Model 4: Find the biggest $\lambda$ within 1 standard error of the minimum OOS deviance and the deviance at that $\lambda$ (no need to report either). How many non-zero coefficients with that $\lambda_{1se}$?

We know that relative to the null distribution, the pseudo $R^2$ is $1-D/D_0$. What we haven't discussed is that we could use a similar method to compare any two models (with the same likelihoods). What is the ratio of deviance of the larger model to deviance of the smaller model? In two sentences or less interpret that ratio.

## Q3 -- GIANT Models

Model 5: Add interactions (warning: may be slow, hint: you'll need to modify/recreate `xmatrix`) and re-estimate the same cross-validation model as in Q2. How many possible subsets are there now (or at least, what does R say)? Show the CV error plot. In one sentence, how do these OOS deviances compare to the OOS deviances in Q2? 

## Q4 -- LPM, Deviances, Loss

Using a straightforward linear model to predict a binary is a model structure known as a "linear probability model" (LPM). This is because the $E[Y]$ is still $P(Y=1)$, and the linear model is still optimizing for $E[Y]$, but is purely linear, so we have a linear model of the probability.

Model 6: Cross-validate a linear LASSO (no interactions or anything) to predict `twotwo`.

Model 7: Cross-validate a logistic LASSO to predict `twotwo` (hint: `family="binomial"`). 

Which model has the smaller deviance? In at most two sentences, why can't we use deviances to compare Model 6 and Model 7? Rerun model 7 but set `type.measure="mse"` in `cv.glmnet`. In at most two sentences, Can we compare these models now? and if so, which is better? 

## Q5 -- Changes to Predictions

A well known issue with LPMs is that they frequently predict probabilities that are non-sensical (E.g. they might predict that $P(Y=1) = 110%$, or $P(Y=1) = -10%$). Check your predictions from Model 6 and you'll see that some of them are like this.

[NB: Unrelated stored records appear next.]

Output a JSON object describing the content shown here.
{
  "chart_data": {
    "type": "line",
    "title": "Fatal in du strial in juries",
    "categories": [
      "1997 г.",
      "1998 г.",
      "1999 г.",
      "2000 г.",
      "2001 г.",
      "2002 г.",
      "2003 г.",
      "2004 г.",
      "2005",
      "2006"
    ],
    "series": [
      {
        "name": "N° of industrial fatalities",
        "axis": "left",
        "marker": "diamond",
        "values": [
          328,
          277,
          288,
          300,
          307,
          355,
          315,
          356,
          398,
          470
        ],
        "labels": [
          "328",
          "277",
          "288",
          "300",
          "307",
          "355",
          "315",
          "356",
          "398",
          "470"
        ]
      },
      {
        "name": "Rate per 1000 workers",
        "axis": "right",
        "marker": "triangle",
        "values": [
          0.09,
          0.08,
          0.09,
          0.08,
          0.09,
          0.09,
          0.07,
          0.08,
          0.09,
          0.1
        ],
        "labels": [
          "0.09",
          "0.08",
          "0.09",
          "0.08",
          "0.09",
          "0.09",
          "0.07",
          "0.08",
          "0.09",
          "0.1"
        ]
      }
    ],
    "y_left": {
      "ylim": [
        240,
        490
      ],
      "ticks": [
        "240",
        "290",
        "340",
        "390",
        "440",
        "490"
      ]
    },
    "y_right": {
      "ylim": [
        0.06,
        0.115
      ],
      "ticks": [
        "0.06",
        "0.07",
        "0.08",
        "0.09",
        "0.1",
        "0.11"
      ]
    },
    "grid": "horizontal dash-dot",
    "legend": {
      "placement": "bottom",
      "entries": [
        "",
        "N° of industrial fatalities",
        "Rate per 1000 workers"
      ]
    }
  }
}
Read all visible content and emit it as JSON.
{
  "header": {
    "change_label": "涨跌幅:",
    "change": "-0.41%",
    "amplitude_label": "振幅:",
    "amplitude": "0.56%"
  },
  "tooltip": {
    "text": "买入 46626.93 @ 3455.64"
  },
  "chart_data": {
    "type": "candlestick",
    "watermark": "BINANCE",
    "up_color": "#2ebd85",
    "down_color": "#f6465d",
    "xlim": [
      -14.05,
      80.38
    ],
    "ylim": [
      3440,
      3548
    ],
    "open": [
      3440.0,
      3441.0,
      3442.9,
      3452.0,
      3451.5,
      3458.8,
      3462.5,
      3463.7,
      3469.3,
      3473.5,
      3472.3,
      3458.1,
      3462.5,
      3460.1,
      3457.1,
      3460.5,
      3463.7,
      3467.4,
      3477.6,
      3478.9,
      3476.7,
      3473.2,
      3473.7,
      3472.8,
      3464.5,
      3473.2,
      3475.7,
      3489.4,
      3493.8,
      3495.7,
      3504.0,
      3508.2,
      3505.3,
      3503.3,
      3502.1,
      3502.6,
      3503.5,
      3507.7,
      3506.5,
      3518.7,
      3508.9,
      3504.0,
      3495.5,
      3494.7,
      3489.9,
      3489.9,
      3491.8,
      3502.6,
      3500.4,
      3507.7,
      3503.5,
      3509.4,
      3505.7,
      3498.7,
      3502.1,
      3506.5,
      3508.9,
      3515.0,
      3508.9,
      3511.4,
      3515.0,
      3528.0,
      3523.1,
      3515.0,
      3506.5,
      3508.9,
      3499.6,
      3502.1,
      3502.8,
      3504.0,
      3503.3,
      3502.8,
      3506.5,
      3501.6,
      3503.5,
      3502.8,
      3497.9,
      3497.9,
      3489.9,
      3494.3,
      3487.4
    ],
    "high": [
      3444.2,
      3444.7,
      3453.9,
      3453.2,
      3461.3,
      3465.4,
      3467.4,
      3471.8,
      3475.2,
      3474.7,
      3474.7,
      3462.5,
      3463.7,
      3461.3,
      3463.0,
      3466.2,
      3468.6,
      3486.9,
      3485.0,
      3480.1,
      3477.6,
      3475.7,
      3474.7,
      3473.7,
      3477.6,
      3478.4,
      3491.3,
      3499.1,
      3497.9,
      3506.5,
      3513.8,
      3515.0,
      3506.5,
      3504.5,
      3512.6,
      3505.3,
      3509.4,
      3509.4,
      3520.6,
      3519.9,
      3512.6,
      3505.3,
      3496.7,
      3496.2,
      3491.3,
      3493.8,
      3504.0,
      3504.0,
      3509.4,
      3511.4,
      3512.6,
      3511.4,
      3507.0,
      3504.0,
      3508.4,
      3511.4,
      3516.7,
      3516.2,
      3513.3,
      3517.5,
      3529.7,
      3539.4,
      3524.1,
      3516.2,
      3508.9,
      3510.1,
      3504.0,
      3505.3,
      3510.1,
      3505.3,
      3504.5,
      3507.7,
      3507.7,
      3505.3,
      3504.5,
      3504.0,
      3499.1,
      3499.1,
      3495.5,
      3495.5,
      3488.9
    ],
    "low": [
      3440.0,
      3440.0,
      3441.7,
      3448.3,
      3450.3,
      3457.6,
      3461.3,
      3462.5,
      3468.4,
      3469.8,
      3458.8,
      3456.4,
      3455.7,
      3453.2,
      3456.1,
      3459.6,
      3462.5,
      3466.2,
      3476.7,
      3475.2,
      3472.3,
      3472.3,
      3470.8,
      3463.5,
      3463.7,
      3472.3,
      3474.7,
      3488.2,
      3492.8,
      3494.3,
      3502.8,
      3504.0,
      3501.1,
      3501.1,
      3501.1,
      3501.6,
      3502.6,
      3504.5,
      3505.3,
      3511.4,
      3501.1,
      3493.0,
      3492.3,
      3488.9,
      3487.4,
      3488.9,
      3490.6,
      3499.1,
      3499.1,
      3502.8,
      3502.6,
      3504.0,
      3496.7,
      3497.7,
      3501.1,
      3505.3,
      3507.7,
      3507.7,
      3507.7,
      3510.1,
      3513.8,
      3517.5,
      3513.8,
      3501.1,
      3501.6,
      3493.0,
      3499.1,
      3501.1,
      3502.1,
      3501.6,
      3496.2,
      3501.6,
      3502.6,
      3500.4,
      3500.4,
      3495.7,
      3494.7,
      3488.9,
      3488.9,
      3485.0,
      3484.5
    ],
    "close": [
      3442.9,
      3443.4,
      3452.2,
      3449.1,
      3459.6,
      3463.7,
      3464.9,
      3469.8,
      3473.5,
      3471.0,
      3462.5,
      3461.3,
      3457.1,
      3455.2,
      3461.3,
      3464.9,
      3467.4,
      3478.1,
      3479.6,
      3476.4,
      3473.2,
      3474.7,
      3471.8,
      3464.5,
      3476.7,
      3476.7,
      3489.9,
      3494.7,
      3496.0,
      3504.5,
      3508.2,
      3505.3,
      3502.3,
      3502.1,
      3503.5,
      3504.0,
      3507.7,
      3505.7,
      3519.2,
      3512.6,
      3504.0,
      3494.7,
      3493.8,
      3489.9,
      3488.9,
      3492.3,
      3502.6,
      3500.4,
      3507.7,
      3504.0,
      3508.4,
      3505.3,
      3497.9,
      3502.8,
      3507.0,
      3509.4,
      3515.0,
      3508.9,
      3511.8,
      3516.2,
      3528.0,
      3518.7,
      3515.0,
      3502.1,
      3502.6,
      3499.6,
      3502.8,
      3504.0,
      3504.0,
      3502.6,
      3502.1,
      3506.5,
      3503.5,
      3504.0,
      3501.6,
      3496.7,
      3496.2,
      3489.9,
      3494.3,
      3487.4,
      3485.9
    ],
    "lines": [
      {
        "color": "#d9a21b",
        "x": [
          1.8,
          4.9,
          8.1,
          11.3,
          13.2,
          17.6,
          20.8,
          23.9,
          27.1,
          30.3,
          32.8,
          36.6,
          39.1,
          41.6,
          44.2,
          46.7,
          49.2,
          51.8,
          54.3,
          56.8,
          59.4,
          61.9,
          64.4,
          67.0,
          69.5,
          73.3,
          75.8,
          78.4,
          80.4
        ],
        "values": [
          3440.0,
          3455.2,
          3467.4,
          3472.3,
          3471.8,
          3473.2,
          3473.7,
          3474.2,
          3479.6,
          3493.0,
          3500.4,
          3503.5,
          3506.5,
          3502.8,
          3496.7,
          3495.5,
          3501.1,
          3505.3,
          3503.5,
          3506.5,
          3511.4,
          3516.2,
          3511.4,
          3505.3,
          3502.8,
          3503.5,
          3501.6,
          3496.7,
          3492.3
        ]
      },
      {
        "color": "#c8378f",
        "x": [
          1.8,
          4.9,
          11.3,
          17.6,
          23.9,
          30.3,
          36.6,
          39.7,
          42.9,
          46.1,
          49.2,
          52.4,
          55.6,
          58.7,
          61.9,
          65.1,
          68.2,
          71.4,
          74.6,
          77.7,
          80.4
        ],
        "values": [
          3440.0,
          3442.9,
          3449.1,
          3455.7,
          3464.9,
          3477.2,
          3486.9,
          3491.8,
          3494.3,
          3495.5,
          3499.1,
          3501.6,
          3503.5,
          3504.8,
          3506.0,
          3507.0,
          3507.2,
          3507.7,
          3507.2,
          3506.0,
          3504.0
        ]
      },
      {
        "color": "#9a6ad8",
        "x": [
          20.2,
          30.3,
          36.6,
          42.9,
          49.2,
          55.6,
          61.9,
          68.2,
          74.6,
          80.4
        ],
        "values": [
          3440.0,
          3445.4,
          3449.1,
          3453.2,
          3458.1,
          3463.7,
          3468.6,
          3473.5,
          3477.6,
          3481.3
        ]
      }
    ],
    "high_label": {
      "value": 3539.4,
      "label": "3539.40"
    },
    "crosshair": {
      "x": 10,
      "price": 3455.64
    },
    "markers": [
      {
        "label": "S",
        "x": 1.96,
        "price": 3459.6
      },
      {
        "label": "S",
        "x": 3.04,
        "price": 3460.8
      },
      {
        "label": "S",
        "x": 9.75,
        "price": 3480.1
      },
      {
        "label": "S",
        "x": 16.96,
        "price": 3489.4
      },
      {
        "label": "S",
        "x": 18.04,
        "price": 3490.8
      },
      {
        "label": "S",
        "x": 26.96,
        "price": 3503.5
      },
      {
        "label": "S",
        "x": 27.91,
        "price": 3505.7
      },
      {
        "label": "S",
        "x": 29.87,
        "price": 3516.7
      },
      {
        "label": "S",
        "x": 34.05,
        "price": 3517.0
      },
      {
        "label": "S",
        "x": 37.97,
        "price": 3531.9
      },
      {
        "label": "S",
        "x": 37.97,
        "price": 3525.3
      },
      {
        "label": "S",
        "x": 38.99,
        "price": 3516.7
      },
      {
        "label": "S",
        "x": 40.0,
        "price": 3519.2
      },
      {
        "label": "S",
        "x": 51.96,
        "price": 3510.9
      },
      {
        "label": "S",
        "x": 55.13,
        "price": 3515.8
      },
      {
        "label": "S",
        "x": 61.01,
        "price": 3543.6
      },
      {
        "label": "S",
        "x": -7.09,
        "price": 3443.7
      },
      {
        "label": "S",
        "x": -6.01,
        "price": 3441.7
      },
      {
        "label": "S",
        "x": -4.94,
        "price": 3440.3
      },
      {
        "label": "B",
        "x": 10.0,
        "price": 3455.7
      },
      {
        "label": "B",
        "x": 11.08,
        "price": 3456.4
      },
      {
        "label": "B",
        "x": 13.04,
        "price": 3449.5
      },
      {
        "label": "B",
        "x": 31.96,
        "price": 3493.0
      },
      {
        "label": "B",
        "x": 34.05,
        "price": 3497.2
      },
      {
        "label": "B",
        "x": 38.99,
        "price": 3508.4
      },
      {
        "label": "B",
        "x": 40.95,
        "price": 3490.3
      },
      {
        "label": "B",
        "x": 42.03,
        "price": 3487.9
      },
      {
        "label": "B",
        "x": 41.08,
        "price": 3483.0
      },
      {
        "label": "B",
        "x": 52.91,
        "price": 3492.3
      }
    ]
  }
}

One solution to this problem is to use a link function which is constrained to $[0,1]$ -- as the logistic regression does. A different solution is to say "we know those probabilities are nonsense, but for prediction purposes we can easily set them to reasonable values". Specifically, predictions that are greater than 1, we set to 1, and predictions that are less than 0, we set to 0. I've written a simple function below that does this. 

```{r}
lpm_prediction_editor = function(preds) {
  out = preds
  out[out>1] = 1
  out[out<0] = 0
  out
}
```

Would using this function for our predictions with Model 6 improve the MSE? 
Could this change to our predictions change the value of $\lambda$ we should select? 
Given a $\lambda$, could this change to our predictions change the variables we should choose? Could it change the coefficients on variables we already chose? 

## Q6 -- purely R

Changing our predictions to "certainly FALSE" and "certainly TRUE"  [$\hat y$ either 0 or 1] as the function above does seems extreme. Rewrite the above function so that it takes an input argument `eps_err`, and adds `eps_err` probability of being wrong to all the predictions which claim to be certain. 


# Submission

This homework is due by Midnight on Wednesday April 21. As before, submit on canvas in groups, solutions will be discussed in class on April 22. 

# Optional Exercises

1. Build a function that calculates the binomial deviance given predictions and truth.
2. Take the code from lecture 6, and modify it to run the cross-validation for model 6 by hand.
    1. Modify the predictions inside the cross-validation so that they are all between $[0,1]$, using an `eps_err=0.001`.
    2. Instead of returning the MSE of each cross-validated lambda, return the binomial deviance.
3. Build a fit plot for each of the models in Q4.